Le novità contenute nel decreto liquidità prevedono invece la possibilità di ottenere finanziamenti pienamente garantiti, per un massimo di cinque anni più due di pre-ammortamento. Il tutto per un totale pari al massimo al 25% del fatturato complessivo del 2019 (o alternativamente equivalente al doppio della spesa salariale annua del beneficiario, oppure ancora al fabbisogno per costi del capitale di esercizio e per costi di investimento nei successivi 18 mesi, ndr). «La procedura – ha proseguito Casadio – prevede che l’azienda si rivolga direttamente alla banca entro il prossimo 31 dicembre. Sarà quindi quest’ultima a richiedere le garanzie del caso che, nella fattispecie delle imprese del turismo, dovranno essere cercate quasi sempre nel fondo Pmi fino al 90% del totale, con il restante 10% che dovrebbe arrivare da Confidi. La chiave, qui, sta tutta nelle modalità, e nella velocità, con cui gli istituti di credito recepiranno la norma. L’istruttoria, nelle intenzioni del legislatore, dovrebbe diventare col tempo sempre più veloce ma al momento non abbiamo alcuna certezza in merito».
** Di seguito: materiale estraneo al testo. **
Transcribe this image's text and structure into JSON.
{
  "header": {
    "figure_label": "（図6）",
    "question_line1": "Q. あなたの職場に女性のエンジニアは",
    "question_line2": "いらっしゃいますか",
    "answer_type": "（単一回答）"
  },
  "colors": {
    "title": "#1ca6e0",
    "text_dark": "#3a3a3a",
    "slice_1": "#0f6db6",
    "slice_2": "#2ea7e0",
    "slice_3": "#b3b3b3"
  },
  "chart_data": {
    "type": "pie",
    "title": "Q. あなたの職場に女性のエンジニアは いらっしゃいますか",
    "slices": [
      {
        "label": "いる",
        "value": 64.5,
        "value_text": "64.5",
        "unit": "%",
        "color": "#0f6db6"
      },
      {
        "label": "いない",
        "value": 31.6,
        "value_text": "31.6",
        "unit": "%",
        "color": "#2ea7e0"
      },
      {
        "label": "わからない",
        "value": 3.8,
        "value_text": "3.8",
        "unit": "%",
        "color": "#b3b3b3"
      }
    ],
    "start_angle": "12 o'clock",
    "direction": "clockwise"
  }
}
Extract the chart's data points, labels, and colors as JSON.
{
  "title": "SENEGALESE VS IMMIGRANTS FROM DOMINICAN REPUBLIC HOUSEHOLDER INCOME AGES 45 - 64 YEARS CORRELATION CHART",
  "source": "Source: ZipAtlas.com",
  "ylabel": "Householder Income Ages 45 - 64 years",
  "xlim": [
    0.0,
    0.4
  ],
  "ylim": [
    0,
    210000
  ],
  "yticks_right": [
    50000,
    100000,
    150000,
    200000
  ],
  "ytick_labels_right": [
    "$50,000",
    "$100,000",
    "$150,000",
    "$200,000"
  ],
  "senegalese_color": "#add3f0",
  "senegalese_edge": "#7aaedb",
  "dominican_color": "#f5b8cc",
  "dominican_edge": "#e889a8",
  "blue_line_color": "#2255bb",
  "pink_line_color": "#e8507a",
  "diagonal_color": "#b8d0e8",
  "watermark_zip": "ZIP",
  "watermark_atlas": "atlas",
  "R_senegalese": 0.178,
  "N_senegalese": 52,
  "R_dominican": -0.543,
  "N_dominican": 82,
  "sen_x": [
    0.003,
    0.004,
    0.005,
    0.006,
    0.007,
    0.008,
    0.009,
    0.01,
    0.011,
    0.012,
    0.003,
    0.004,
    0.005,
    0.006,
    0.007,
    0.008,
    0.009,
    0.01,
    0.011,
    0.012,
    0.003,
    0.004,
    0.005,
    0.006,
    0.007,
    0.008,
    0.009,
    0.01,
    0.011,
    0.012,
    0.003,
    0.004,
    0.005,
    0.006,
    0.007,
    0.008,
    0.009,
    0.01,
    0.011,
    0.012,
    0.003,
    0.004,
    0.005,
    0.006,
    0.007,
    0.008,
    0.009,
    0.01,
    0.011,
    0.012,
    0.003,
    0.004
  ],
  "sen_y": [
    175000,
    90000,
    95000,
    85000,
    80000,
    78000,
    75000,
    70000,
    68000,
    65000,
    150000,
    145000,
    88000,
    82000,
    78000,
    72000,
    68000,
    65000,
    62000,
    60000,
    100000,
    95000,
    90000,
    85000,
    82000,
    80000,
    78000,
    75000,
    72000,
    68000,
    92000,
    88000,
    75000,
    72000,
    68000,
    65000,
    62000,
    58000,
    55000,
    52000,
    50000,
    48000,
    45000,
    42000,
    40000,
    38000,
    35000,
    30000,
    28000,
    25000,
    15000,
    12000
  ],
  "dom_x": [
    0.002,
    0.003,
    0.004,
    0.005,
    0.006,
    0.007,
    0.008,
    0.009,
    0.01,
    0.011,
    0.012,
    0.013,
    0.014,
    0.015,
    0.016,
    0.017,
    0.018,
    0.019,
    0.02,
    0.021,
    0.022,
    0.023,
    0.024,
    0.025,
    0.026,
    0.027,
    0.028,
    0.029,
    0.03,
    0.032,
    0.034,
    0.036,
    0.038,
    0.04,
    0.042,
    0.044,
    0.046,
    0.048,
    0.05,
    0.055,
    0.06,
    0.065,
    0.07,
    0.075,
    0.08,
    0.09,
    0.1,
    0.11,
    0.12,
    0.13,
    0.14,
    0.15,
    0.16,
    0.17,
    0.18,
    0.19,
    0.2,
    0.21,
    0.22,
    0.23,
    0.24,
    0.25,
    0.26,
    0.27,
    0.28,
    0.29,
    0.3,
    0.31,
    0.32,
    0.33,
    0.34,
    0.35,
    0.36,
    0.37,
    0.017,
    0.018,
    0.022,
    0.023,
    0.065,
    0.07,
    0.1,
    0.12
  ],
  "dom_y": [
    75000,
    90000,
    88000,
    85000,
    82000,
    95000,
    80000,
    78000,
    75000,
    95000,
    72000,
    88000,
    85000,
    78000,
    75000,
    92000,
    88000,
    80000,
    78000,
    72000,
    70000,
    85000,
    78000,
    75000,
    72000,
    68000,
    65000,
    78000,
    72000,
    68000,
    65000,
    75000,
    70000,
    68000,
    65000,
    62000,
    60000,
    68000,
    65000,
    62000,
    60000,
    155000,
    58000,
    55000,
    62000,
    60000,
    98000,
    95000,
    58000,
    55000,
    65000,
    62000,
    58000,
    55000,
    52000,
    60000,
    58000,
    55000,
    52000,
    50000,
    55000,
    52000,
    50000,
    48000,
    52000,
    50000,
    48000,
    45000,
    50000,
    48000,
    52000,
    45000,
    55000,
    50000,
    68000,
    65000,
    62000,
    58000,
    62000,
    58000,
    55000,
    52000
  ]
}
Diverso il discorso, invece, per quanto riguarda i finanziamenti fino a 25 mila euro, che dovrebbero essere concessi con immediatezza, senza bisogno di alcuna delibera della banca. «Resta il fatto che nulla di quanto previsto nel decreto liquidità sia a fondo perduto – ha quindi concluso Casadio -. Si parla infatti di dilazione dei pagamenti e concessioni di crediti. Soldi che prima o poi andranno quindi versati e/o restituiti. Resta quindi ferma la necessità di stilare piani budgettari sostenibili nel medio-lungo termine».